If you’ve held Blinkx (LSE: BLNX) shares for any length of time, you won’t need me to tell you what a volatile ride you’ve had.
But with full-year results from the video technologist due on Monday 18 May, the shares have started to pick up a bit, so is there a turnaround on the cards? There’s a long way to go before Blinkx regains its 2013 high of more than 230p, but today’s 37p does represent a 50% recovery in only a little over a month.
The year to March 2015 is expected to have brought in a bottom-line loss per share, reversing several years of rising earnings, as Blinkx is shifting its focus to a “strategy to pursue mobile, video and programmatic advertising, the fastest growing segments of the industry” in the words of CEO S. Brian Mukherjee in last month’s trading update.
Plenty of cash
At the same time, the day before the recent share price rise commenced, Mr Mukherjee told us that he expects to see revenue of “at least $210m” and adjusted EBITDA of “at least $3m“. With cash and equivalents expected to be around $90m, Blinkx appears to have plenty of cash to bring about its hoped-for return to profit growth.

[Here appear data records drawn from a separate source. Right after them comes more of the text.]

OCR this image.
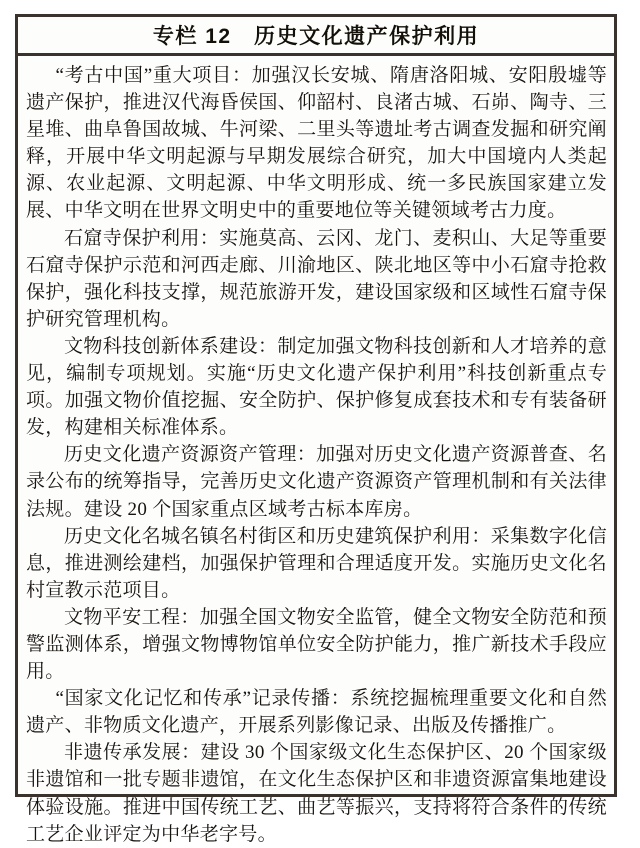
专栏 12　历史文化遗产保护利用

“考古中国”重大项目：加强汉长安城、隋唐洛阳城、安阳殷墟等遗产保护，推进汉代海昏侯国、仰韶村、良渚古城、石峁、陶寺、三星堆、曲阜鲁国故城、牛河梁、二里头等遗址考古调查发掘和研究阐释，开展中华文明起源与早期发展综合研究，加大中国境内人类起源、农业起源、文明起源、中华文明形成、统一多民族国家建立发展、中华文明在世界文明史中的重要地位等关键领域考古力度。

石窟寺保护利用：实施莫高、云冈、龙门、麦积山、大足等重要石窟寺保护示范和河西走廊、川渝地区、陕北地区等中小石窟寺抢救保护，强化科技支撑，规范旅游开发，建设国家级和区域性石窟寺保护研究管理机构。

文物科技创新体系建设：制定加强文物科技创新和人才培养的意见，编制专项规划。实施“历史文化遗产保护利用”科技创新重点专项。加强文物价值挖掘、安全防护、保护修复成套技术和专有装备研发，构建相关标准体系。

历史文化遗产资源资产管理：加强对历史文化遗产资源普查、名录公布的统筹指导，完善历史文化遗产资源资产管理机制和有关法律法规。建设 20 个国家重点区域考古标本库房。

历史文化名城名镇名村街区和历史建筑保护利用：采集数字化信息，推进测绘建档，加强保护管理和合理适度开发。实施历史文化名村宣教示范项目。

文物平安工程：加强全国文物安全监管，健全文物安全防范和预警监测体系，增强文物博物馆单位安全防护能力，推广新技术手段应用。

“国家文化记忆和传承”记录传播：系统挖掘梳理重要文化和自然遗产、非物质文化遗产，开展系列影像记录、出版及传播推广。

非遗传承发展：建设 30 个国家级文化生态保护区、20 个国家级非遗馆和一批专题非遗馆，在文化生态保护区和非遗资源富集地建设体验设施。推进中国传统工艺、曲艺等振兴，支持将符合条件的传统工艺企业评定为中华老字号。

In fact, the City is expecting the current year to just beat the break-even point, with EPS of approximately 0.5p on the cards for March 2017 — that’s still a long way from the 3.2p per share earned last year, but at least it’s the right direction.
Part of Blinkx’s move to programmatic (or automated) technology has been via acquisition, with Lyfe Mobile and AdKarma snapped up during the year. The firm’s goal is one of “completing a unified programmatic stack that is able to deliver on the promise of brand safe, cross-screen advertising at scale“, which I guess must be a good thing.
Is Blinkx a good bet now?
The biggest risk I see is that small cap growth companies that have captured a technological niche really need to move fast and exploit their first-mover advantage, before the big players with billions to spend muscle in on the market and do it their own way. At one stage Blinkx looked like it was doing exactly that, but it lost its direction and was slow to address the shift to mobile-platform advertising — which I still think was a woeful mistake.
So is it now too late for Blinkx, and is the latest refocus too little too late? It could be.
But on the other hand, there are some impressive users of Blinkx’s technology, including ABC, NBC, Reuters, Bloomberg and plenty of others — so maybe it really has captured sufficient momentum to keep on upwards.
Too expensive for me
Either way, with 2017’s two-year-out earnings forecasts suggesting a heady P/E of nearly 80, none of my money is going into Blinkx shares.